Barry’s tour de force is about so much more than this though. Throughout the novel, Barry skilfully affords us a playful metaphorical nod to the art of writing and never lets us forget that he is in fact constructing a story. He deftly raises the question of what it means to be a writer and whether one form of writing is any more valid than another. Barry uses the character of Julian Green, an acclaimed indie writer who despises the more commercial writers, to represent the ‘literary’ school of writing. There is the constant reference to the “paradox” within writing, whereby what is popular and successful is not necessarily ‘good literature’.

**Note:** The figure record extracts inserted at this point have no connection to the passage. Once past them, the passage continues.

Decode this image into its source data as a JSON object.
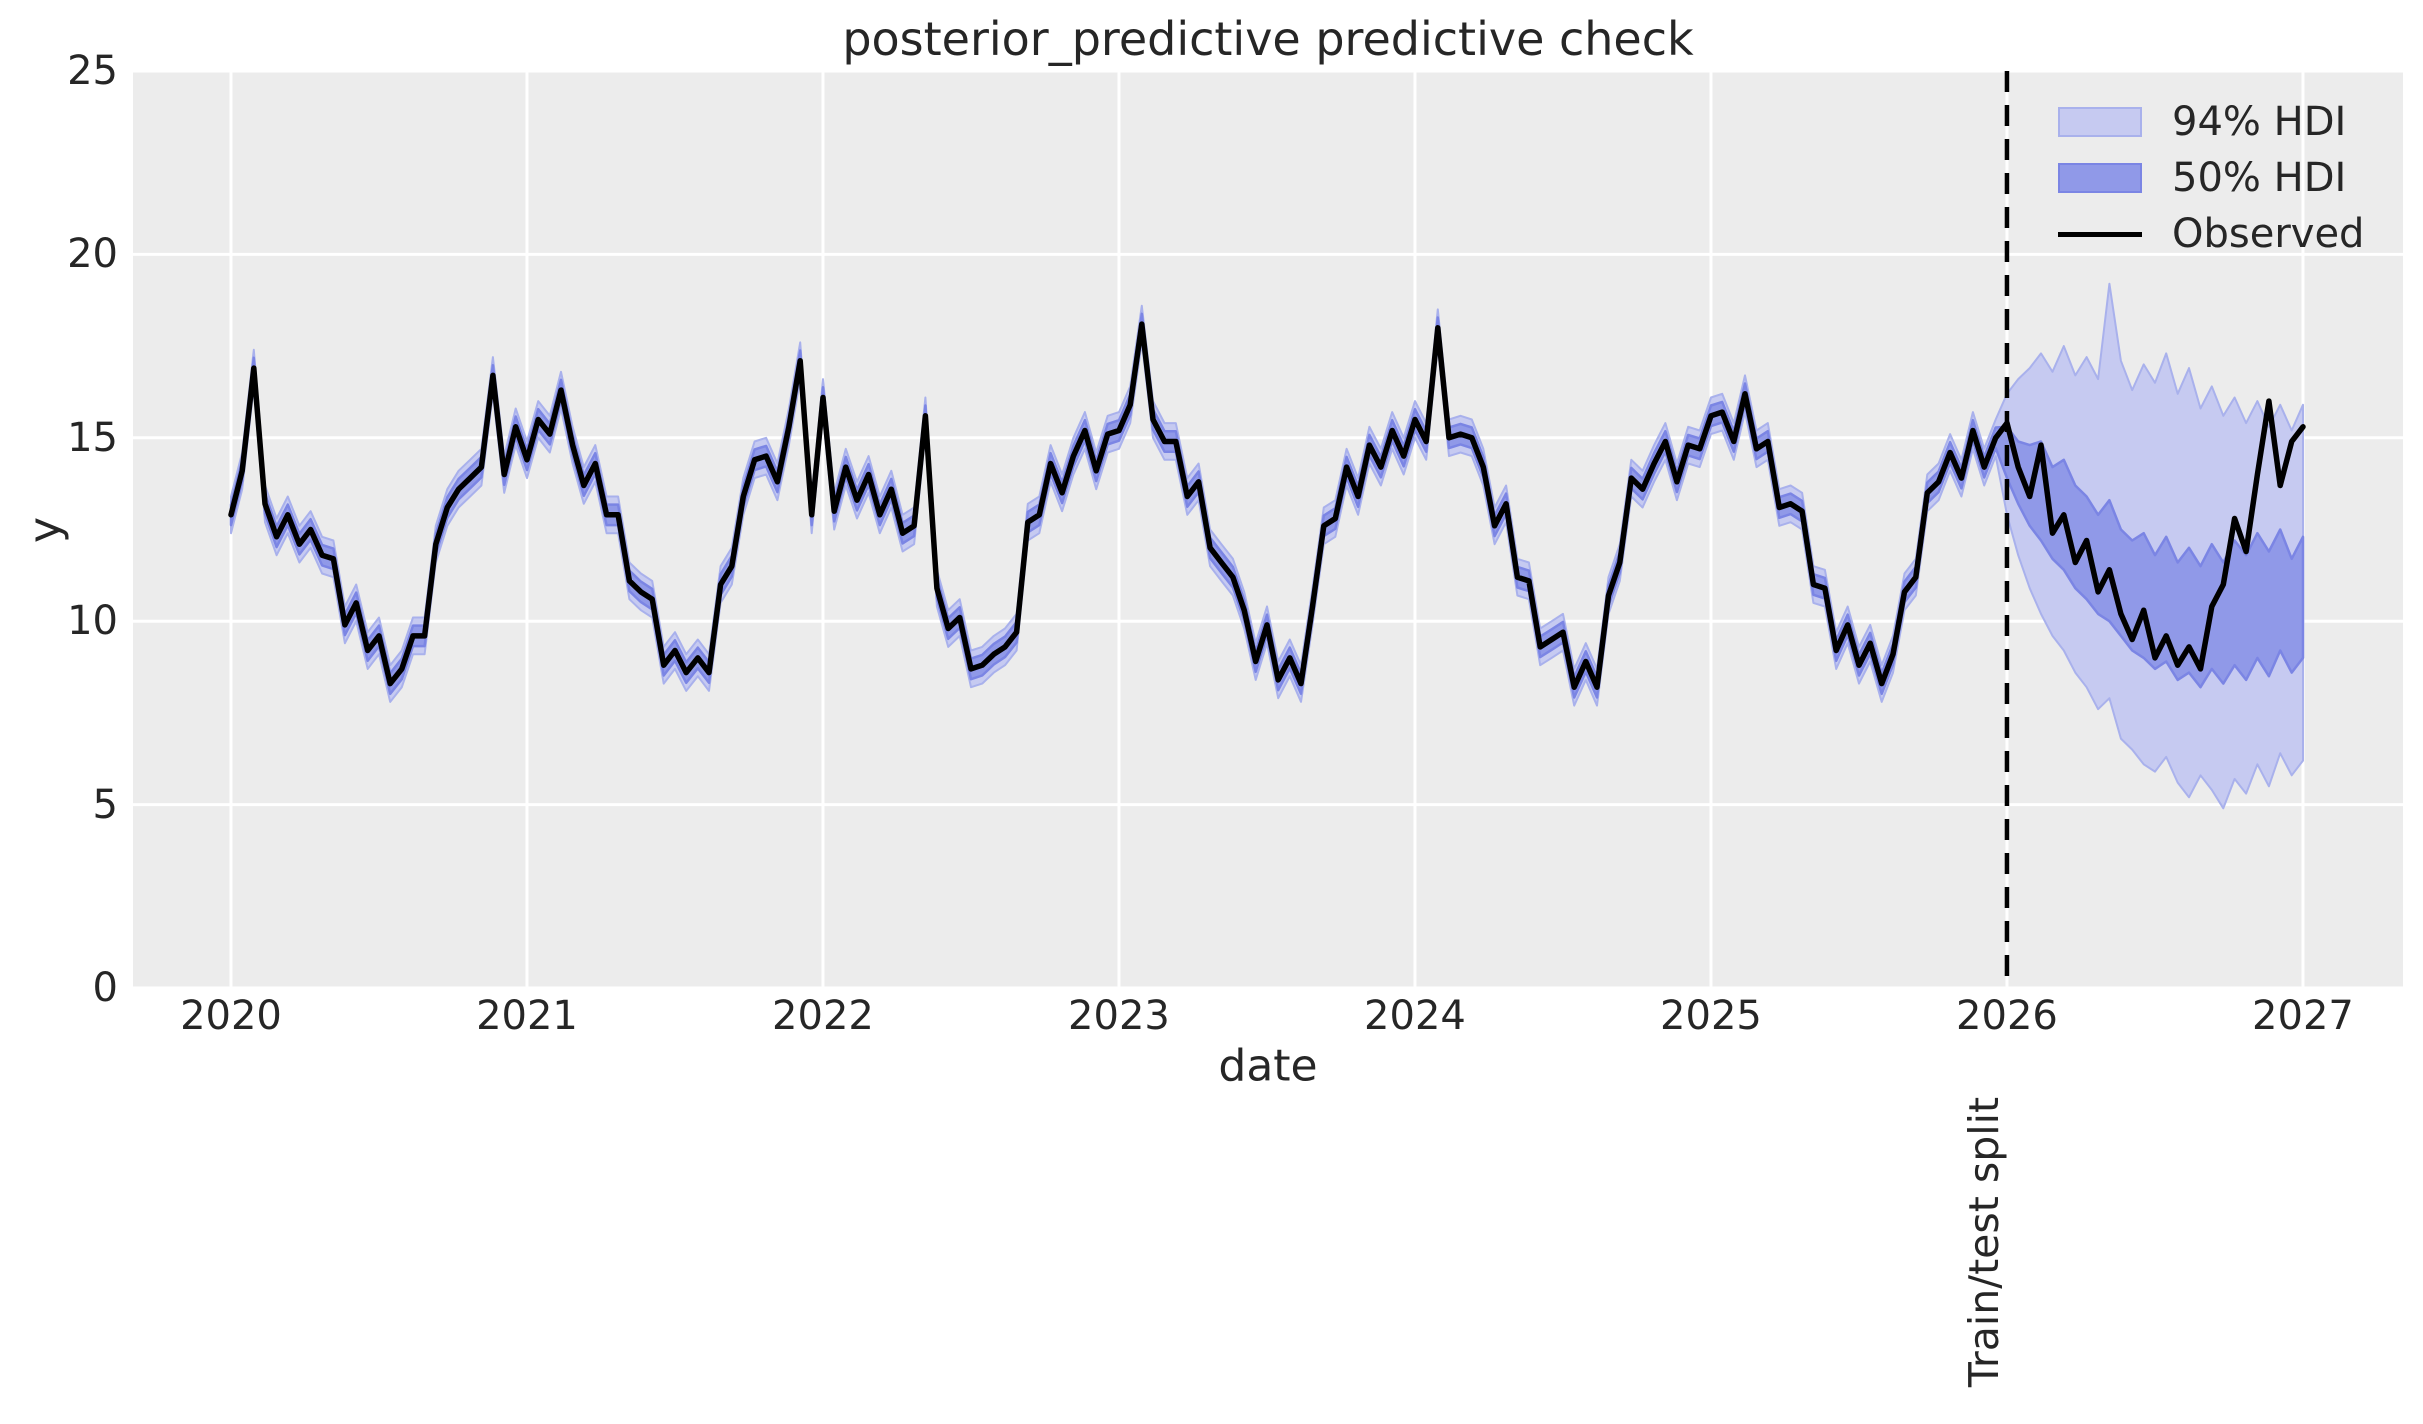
{
  "title": "posterior_predictive predictive check",
  "axes": {
    "xlabel": "date",
    "ylabel": "y",
    "xticks": [
      2020,
      2021,
      2022,
      2023,
      2024,
      2025,
      2026,
      2027
    ],
    "yticks": [
      0,
      5,
      10,
      15,
      20,
      25
    ]
  },
  "split": {
    "x": 2026,
    "label": "Train/test split"
  },
  "legend": {
    "items": [
      {
        "label": "94% HDI",
        "type": "patch",
        "fill": "#c6caf1",
        "edge": "#a9b1ec"
      },
      {
        "label": "50% HDI",
        "type": "patch",
        "fill": "#9099e8",
        "edge": "#7b85e4"
      },
      {
        "label": "Observed",
        "type": "line",
        "color": "#000000"
      }
    ]
  },
  "colors": {
    "figure_bg": "#ffffff",
    "panel_bg": "#ececec",
    "grid": "#ffffff",
    "text": "#262626",
    "observed": "#000000",
    "hdi94_fill": "#c6caf1",
    "hdi94_edge": "#a9b1ec",
    "hdi50_fill": "#9099e8",
    "hdi50_edge": "#7b85e4",
    "split_line": "#000000"
  },
  "chart_data": {
    "type": "line",
    "title": "posterior_predictive predictive check",
    "xlabel": "date",
    "ylabel": "y",
    "xlim": [
      2019.669,
      2027.338
    ],
    "ylim": [
      0,
      25
    ],
    "grid": true,
    "legend_position": "upper right",
    "train_test_split_x": 2026,
    "x": [
      2020.0,
      2020.038,
      2020.077,
      2020.115,
      2020.154,
      2020.192,
      2020.231,
      2020.269,
      2020.308,
      2020.346,
      2020.385,
      2020.423,
      2020.462,
      2020.5,
      2020.538,
      2020.577,
      2020.615,
      2020.654,
      2020.692,
      2020.731,
      2020.769,
      2020.808,
      2020.846,
      2020.885,
      2020.923,
      2020.962,
      2021.0,
      2021.038,
      2021.077,
      2021.115,
      2021.154,
      2021.192,
      2021.231,
      2021.269,
      2021.308,
      2021.346,
      2021.385,
      2021.423,
      2021.462,
      2021.5,
      2021.538,
      2021.577,
      2021.615,
      2021.654,
      2021.692,
      2021.731,
      2021.769,
      2021.808,
      2021.846,
      2021.885,
      2021.923,
      2021.962,
      2022.0,
      2022.038,
      2022.077,
      2022.115,
      2022.154,
      2022.192,
      2022.231,
      2022.269,
      2022.308,
      2022.346,
      2022.385,
      2022.423,
      2022.462,
      2022.5,
      2022.538,
      2022.577,
      2022.615,
      2022.654,
      2022.692,
      2022.731,
      2022.769,
      2022.808,
      2022.846,
      2022.885,
      2022.923,
      2022.962,
      2023.0,
      2023.038,
      2023.077,
      2023.115,
      2023.154,
      2023.192,
      2023.231,
      2023.269,
      2023.308,
      2023.346,
      2023.385,
      2023.423,
      2023.462,
      2023.5,
      2023.538,
      2023.577,
      2023.615,
      2023.654,
      2023.692,
      2023.731,
      2023.769,
      2023.808,
      2023.846,
      2023.885,
      2023.923,
      2023.962,
      2024.0,
      2024.038,
      2024.077,
      2024.115,
      2024.154,
      2024.192,
      2024.231,
      2024.269,
      2024.308,
      2024.346,
      2024.385,
      2024.423,
      2024.462,
      2024.5,
      2024.538,
      2024.577,
      2024.615,
      2024.654,
      2024.692,
      2024.731,
      2024.769,
      2024.808,
      2024.846,
      2024.885,
      2024.923,
      2024.962,
      2025.0,
      2025.038,
      2025.077,
      2025.115,
      2025.154,
      2025.192,
      2025.231,
      2025.269,
      2025.308,
      2025.346,
      2025.385,
      2025.423,
      2025.462,
      2025.5,
      2025.538,
      2025.577,
      2025.615,
      2025.654,
      2025.692,
      2025.731,
      2025.769,
      2025.808,
      2025.846,
      2025.885,
      2025.923,
      2025.962,
      2026.0,
      2026.038,
      2026.077,
      2026.115,
      2026.154,
      2026.192,
      2026.231,
      2026.269,
      2026.308,
      2026.346,
      2026.385,
      2026.423,
      2026.462,
      2026.5,
      2026.538,
      2026.577,
      2026.615,
      2026.654,
      2026.692,
      2026.731,
      2026.769,
      2026.808,
      2026.846,
      2026.885,
      2026.923,
      2026.962,
      2027.0
    ],
    "series": [
      {
        "name": "Observed",
        "values": [
          12.9,
          14.1,
          16.9,
          13.2,
          12.3,
          12.9,
          12.1,
          12.5,
          11.8,
          11.7,
          9.9,
          10.5,
          9.2,
          9.6,
          8.3,
          8.7,
          9.6,
          9.6,
          12.1,
          13.1,
          13.6,
          13.9,
          14.2,
          16.7,
          14.0,
          15.3,
          14.4,
          15.5,
          15.1,
          16.3,
          14.8,
          13.7,
          14.3,
          12.9,
          12.9,
          11.1,
          10.8,
          10.6,
          8.8,
          9.2,
          8.6,
          9.0,
          8.6,
          11.0,
          11.5,
          13.4,
          14.4,
          14.5,
          13.8,
          15.3,
          17.1,
          12.9,
          16.1,
          13.0,
          14.2,
          13.3,
          14.0,
          12.9,
          13.6,
          12.4,
          12.6,
          15.6,
          10.9,
          9.8,
          10.1,
          8.7,
          8.8,
          9.1,
          9.3,
          9.7,
          12.7,
          12.9,
          14.3,
          13.5,
          14.5,
          15.2,
          14.1,
          15.1,
          15.2,
          15.9,
          18.1,
          15.5,
          14.9,
          14.9,
          13.4,
          13.8,
          12.0,
          11.6,
          11.2,
          10.3,
          8.9,
          9.9,
          8.4,
          9.0,
          8.3,
          10.4,
          12.6,
          12.8,
          14.2,
          13.4,
          14.8,
          14.2,
          15.2,
          14.5,
          15.5,
          14.9,
          18.0,
          15.0,
          15.1,
          15.0,
          14.2,
          12.6,
          13.2,
          11.2,
          11.1,
          9.3,
          9.5,
          9.7,
          8.2,
          8.9,
          8.2,
          10.7,
          11.6,
          13.9,
          13.6,
          14.3,
          14.9,
          13.8,
          14.8,
          14.7,
          15.6,
          15.7,
          14.9,
          16.2,
          14.7,
          14.9,
          13.1,
          13.2,
          13.0,
          11.0,
          10.9,
          9.2,
          9.9,
          8.8,
          9.4,
          8.3,
          9.1,
          10.8,
          11.2,
          13.5,
          13.8,
          14.6,
          13.9,
          15.2,
          14.2,
          15.0,
          15.4,
          14.2,
          13.4,
          14.8,
          12.4,
          12.9,
          11.6,
          12.2,
          10.8,
          11.4,
          10.2,
          9.5,
          10.3,
          9.0,
          9.6,
          8.8,
          9.3,
          8.7,
          10.4,
          11.0,
          12.8,
          11.9,
          14.0,
          16.0,
          13.7,
          14.9,
          15.3
        ]
      }
    ],
    "hdi_train": {
      "n_points": 156,
      "hdi94_halfwidth": 0.5,
      "hdi50_halfwidth": 0.28
    },
    "hdi_forecast": {
      "start_index": 156,
      "hdi94_upper": [
        16.2,
        16.6,
        16.9,
        17.3,
        16.8,
        17.5,
        16.7,
        17.2,
        16.6,
        19.2,
        17.1,
        16.3,
        17.0,
        16.5,
        17.3,
        16.2,
        16.9,
        15.8,
        16.4,
        15.6,
        16.1,
        15.4,
        16.0,
        15.3,
        15.9,
        15.2,
        15.9
      ],
      "hdi50_upper": [
        15.3,
        14.9,
        14.8,
        14.9,
        14.2,
        14.4,
        13.7,
        13.4,
        12.9,
        13.3,
        12.5,
        12.2,
        12.4,
        11.8,
        12.3,
        11.6,
        12.0,
        11.5,
        12.1,
        11.6,
        12.2,
        11.8,
        12.4,
        11.9,
        12.5,
        11.7,
        12.3
      ],
      "hdi50_lower": [
        13.9,
        13.2,
        12.6,
        12.2,
        11.7,
        11.4,
        10.9,
        10.6,
        10.2,
        10.0,
        9.6,
        9.2,
        9.0,
        8.7,
        8.9,
        8.4,
        8.6,
        8.2,
        8.7,
        8.3,
        8.8,
        8.4,
        9.0,
        8.5,
        9.2,
        8.6,
        9.0
      ],
      "hdi94_lower": [
        12.9,
        11.8,
        10.9,
        10.2,
        9.6,
        9.2,
        8.6,
        8.2,
        7.6,
        7.9,
        6.8,
        6.5,
        6.1,
        5.9,
        6.3,
        5.6,
        5.2,
        5.8,
        5.4,
        4.9,
        5.7,
        5.3,
        6.1,
        5.5,
        6.4,
        5.8,
        6.2
      ]
    }
  }
}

Barry’s exploration of writing as a craft is made even more effective by his own brave experimentation with the novel form. Julian makes the comment that, to be successful, “footnotes and fancy titles” should be avoided and yet, ironically, Barry makes excellent use of both these devices. They lend the novel both a dry sense of humour and, in the case of the footnotes, a deeper glimpse into the mind of the night porter.

The heart of the novel is of course the eponymous night porter. He is a complex and at times devious character, who captivates the reader with his gloriously prissy and yet sincere account of his life in the hotel. The night porter is a man defined by his job, hence his anonymous status, and in the beginning it would seem he is nothing without it. He subsumes his own identity to the needs of the job and we get the idea of him being like an iceberg, with only ten percent of who he is on show to the public. He seems to have no close friends outside of the hotel and reveals that he has been celibate for six years.

The night porter prides himself on his isolationist stance as a “lone wolf” but, as he becomes more and more infatuated with the writers, we begin to question the impartiality of his view point. He is smitten by the romance writer Amy Cook and hates the “sociable nazi” Martin Sixsmith, who is the bar manager and his nemesis. The night porter may be the “all-seeing eye” of the novel but Barry never lets us forget that he is a human being with all of the flaws and prejudices that are part and parcel of that.

The novel ends in a froth of fun when, like a magician Barry pulls aside the curtain, affording the reader a tiny peek at the mechanisms behind crafting a story. The Night Porter is, without a doubt, indie writing at its best. It is an intelligent, funny and most of all engaging novel and I recommend it wholeheartedly.